Global aerospace industry records worst quarter as COVID halts sales

The global aerospace industry has endured its worst quarter ever with record low orders for new aircraft and 12,000 UK jobs already lost or at risk because of the collapse in travel caused by the coronavirus pandemic.

Aircraft manufacturers received only 13 orders in July and August, according to the aerospace and defense lobby group ADS [Aerospace, Defence, Security & Space]. No orders were placed in September. That compares with 152 in the same period in 2019, the Guardian reported.

More than a 10th of the jobs in the UK’s aerospace industry could go as the plane manufacturers Airbus and Boeing and their suppliers adjust to lower demand, according to separate figures shown to the Guardian.

At least 12,000 aerospace workers are either being made redundant or are at risk of losing their jobs, according to legally required notices of possible redundancies received by the Unite union. There were 111,000 workers in the aerospace manufacturing and maintenance sectors in 2019, according to ADS.

A large number of those job losses will come from Airbus and the engine manufacturer Rolls-Royce, which are both making thousands of redundancies. The difficulties have spread throughout the supply chain, however, and smaller companies across the UK are also cutting workers.

The Labour MP Mark Tami, whose Alyn and Deeside constituency contains Airbus’s UK factory, said: “There’s a lot of focus on the prime [manufacturers], but the weakest parts of the chain are the customers and suppliers. The danger is we lose these companies and they don’t come back.”

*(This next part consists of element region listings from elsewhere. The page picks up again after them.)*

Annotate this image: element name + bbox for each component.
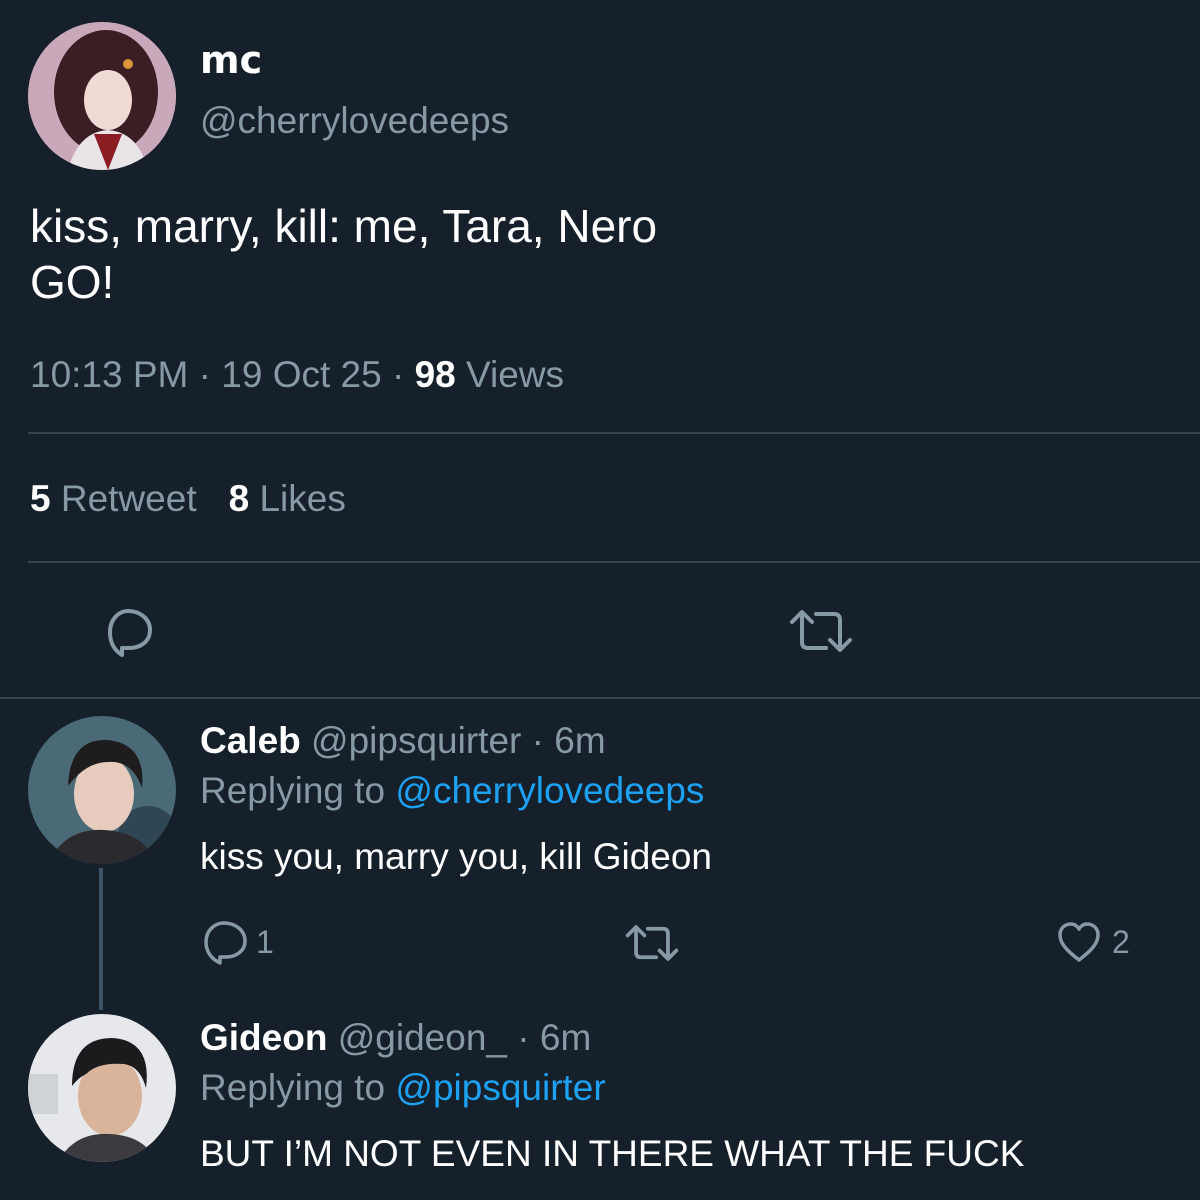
retweet-count: 5 xyxy=(30,478,51,519)
reply-header: Gideon @gideon_ · 6m xyxy=(200,1017,591,1059)
likes-count: 8 xyxy=(228,478,250,519)
reply-avatar-gideon[interactable] xyxy=(28,1014,176,1162)
views-label: Views xyxy=(466,354,565,395)
tweet-time: 10:13 PM xyxy=(30,354,189,395)
replying-mention[interactable]: @cherrylovedeeps xyxy=(395,770,704,811)
author-handle[interactable]: @cherrylovedeeps xyxy=(200,100,509,142)
tweet-date: 19 Oct 25 xyxy=(221,354,382,395)
meta-separator: · xyxy=(391,354,405,395)
reply-reply-button[interactable] xyxy=(200,918,250,966)
divider xyxy=(0,697,1200,699)
like-count: 2 xyxy=(1112,924,1130,960)
reply-time: · 6m xyxy=(517,1017,592,1058)
views-count: 98 xyxy=(414,354,456,395)
reply-retweet-button[interactable] xyxy=(624,922,680,964)
retweet-icon xyxy=(625,925,679,961)
reply-bubble-icon xyxy=(108,609,152,657)
replying-prefix: Replying to xyxy=(200,1067,386,1108)
likes-label: Likes xyxy=(259,478,346,519)
replying-to: Replying to @cherrylovedeeps xyxy=(200,770,704,812)
reply-author-name[interactable]: Gideon xyxy=(200,1017,327,1058)
reply-bubble-icon xyxy=(204,921,247,965)
reply-count: 1 xyxy=(256,924,274,960)
reply-button[interactable] xyxy=(100,603,156,657)
reply-author-handle[interactable]: @gideon_ xyxy=(338,1017,507,1058)
tweet-text: kiss, marry, kill: me, Tara, Nero GO! xyxy=(30,200,658,308)
heart-icon xyxy=(1058,922,1100,962)
reply-header: Caleb @pipsquirter · 6m xyxy=(200,720,606,762)
retweet-label: Retweet xyxy=(60,478,197,519)
reply-avatar-caleb[interactable] xyxy=(28,716,176,864)
retweet-icon xyxy=(790,610,852,652)
divider xyxy=(28,561,1200,563)
author-display-name[interactable]: mc xyxy=(200,38,262,82)
thread-connector xyxy=(99,868,103,1010)
likes-stat[interactable]: 8 Likes xyxy=(229,478,346,519)
reply-like-button[interactable] xyxy=(1056,920,1102,964)
divider xyxy=(28,432,1200,434)
retweet-button[interactable] xyxy=(788,606,854,656)
reply-text: kiss you, marry you, kill Gideon xyxy=(200,836,713,877)
reply-text: BUT I’M NOT EVEN IN THERE WHAT THE FUCK xyxy=(200,1133,1025,1174)
meta-separator: · xyxy=(198,354,211,395)
replying-mention[interactable]: @pipsquirter xyxy=(395,1067,605,1108)
tweet-stats: 5 Retweet 8 Likes xyxy=(30,478,346,520)
author-avatar[interactable] xyxy=(28,22,176,170)
replying-to: Replying to @pipsquirter xyxy=(200,1067,606,1109)
reply-author-handle[interactable]: @pipsquirter xyxy=(311,720,521,761)
reply-author-name[interactable]: Caleb xyxy=(200,720,301,761)
tweet-meta: 10:13 PM · 19 Oct 25 · 98 Views xyxy=(30,354,564,396)
replying-prefix: Replying to xyxy=(200,770,386,811)
retweet-stat[interactable]: 5 Retweet xyxy=(30,478,197,519)
reply-time: · 6m xyxy=(531,720,606,761)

He said the government should take a “tiered approach” in its support for business to mirror the health controls, with specific aid for the worst-affected industries, including hospitality and aerospace.

The components supplier Senior has cut 600 jobs. The Chinese-owned metal components maker Gardner Aerospace and the Canadian manufacturer Magellan Aerospace, both based in north Wales, are also thought to be struggling.

Tods Aerospace in Somerset fell into administration with the loss of 56 jobs in June, ending a business founded in 1932. The Canadian plane maker Bombardier announced 600 cuts in Northern Ireland and Thompson Aero Seating made about 500 workers redundant in June.

General Electric and Collins Aerospace, owned by the weapons manufacturer Raytheon Technologies, have announced more than 300 redundancies in south Wales and the Midlands respectively.

Rhys McCarthy, Unite’s national officer, said the UK government should match support given to their aerospace industries by Germany, which spent €9b (£8.2b) bailing out Lufthansa, and France, which gave out €15b to the sector.

“Other governments around the world who value their aerospace industry have taken this information and acted,” he said. “It is time the UK government, instead of always reacting with too little and too late, actually for once gets ahead of this crisis and puts in the appropriate support that will in the long term more than pay its way back.”

Industry proposals for a long-term supply chain investment fund to draw in private-sector investment in smaller companies were included in the business department’s submission for the comprehensive spending review, but the three-year strategy has been delayed by the pandemic. The Treasury has previously stood in the way of another plan to bring forward defense spending.

Paul Everitt, ADS’s chief executive, said the supply chain needed access to finance now in order to prepare for the industry’s recovery, including Airbus’s preparations to increase the rate of production of its bestselling A320 single-aisle aircraft from summer 2021.

Suppliers have been running down the resources that they have, he said. “At a point over the next three to six months those businesses will have to start spending money again.”